You looked like my 4th grade science fair volcano project when you burped. Told you chugging a 40 would be awesome.
Send us your Text From Last Night!
I have yet found the courage to put pants on. No judgement thursday led to no shower friday and now no pants saturday. God i miss college.
Note to self glow in the dark nail polish can be quite the mood killer during sex especially when you notice its working for the first time and you stop everything your doing to do spirit fingers
This weekend was suppose to be a 'smoke weed and stare at things' weekend. Not a 'spend all my rent money partying with Europeans till 8 am' weekend
Yeah but those French chicks did get naked
Restaurants Roasting People Who Gave Them Negative Yelp Reviews (25 Pics)
Can u check his last FB check in, then come pick me up from there. Blame it on the tequila
They just kept handing me shots and saying welcome to college
I won't go into too much detail about this but you should probably wash your sheets. In bleach. Or just burn them. Thanks for letting me sleep in your bed bro. Enjoy scotland.
Ha, I bet. You tipped the waitress like 10 bucks for a glass of water.
in my defense i said 'lock up your wives' before going out.

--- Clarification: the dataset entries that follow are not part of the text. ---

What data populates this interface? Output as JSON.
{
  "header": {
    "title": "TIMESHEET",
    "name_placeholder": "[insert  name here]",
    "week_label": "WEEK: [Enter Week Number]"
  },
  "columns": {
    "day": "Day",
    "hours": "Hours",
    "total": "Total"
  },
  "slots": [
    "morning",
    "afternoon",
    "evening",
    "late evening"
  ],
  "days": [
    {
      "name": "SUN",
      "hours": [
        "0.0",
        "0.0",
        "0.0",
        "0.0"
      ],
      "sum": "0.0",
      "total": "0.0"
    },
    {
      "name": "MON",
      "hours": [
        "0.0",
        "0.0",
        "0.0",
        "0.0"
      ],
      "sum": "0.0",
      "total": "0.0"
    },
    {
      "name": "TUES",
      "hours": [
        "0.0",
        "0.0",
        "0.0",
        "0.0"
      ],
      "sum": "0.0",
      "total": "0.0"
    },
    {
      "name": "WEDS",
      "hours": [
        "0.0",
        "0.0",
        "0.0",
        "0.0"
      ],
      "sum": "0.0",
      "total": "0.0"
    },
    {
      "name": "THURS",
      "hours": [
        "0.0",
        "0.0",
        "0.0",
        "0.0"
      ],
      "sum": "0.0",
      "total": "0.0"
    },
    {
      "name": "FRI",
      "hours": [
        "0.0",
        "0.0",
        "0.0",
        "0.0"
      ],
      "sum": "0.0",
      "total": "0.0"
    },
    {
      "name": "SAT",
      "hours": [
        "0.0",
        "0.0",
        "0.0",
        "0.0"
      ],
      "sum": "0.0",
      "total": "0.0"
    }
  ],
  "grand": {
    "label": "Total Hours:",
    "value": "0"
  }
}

Woman Posts Harassing DMs From Creep Online, Now He’s Upset Because People Told His Mom
Drunk. The frashmen love me. Give them. Toilrt paper. And shiots
Sorry about that whole "setting your deck on fire" thing.
We are going to be Siegfried and Roy for Halloween and you are going to be the tiger.
Dude I reek of $2.50 pitchers, $1 off/pack marlboro cigs, and fear.
Fear?
FEAR.
He thought he was drowning because he was drinking water and intentionally holding his breath. Dear god what did you get me in to.
Oh and now he's calling me Brohammed Ali.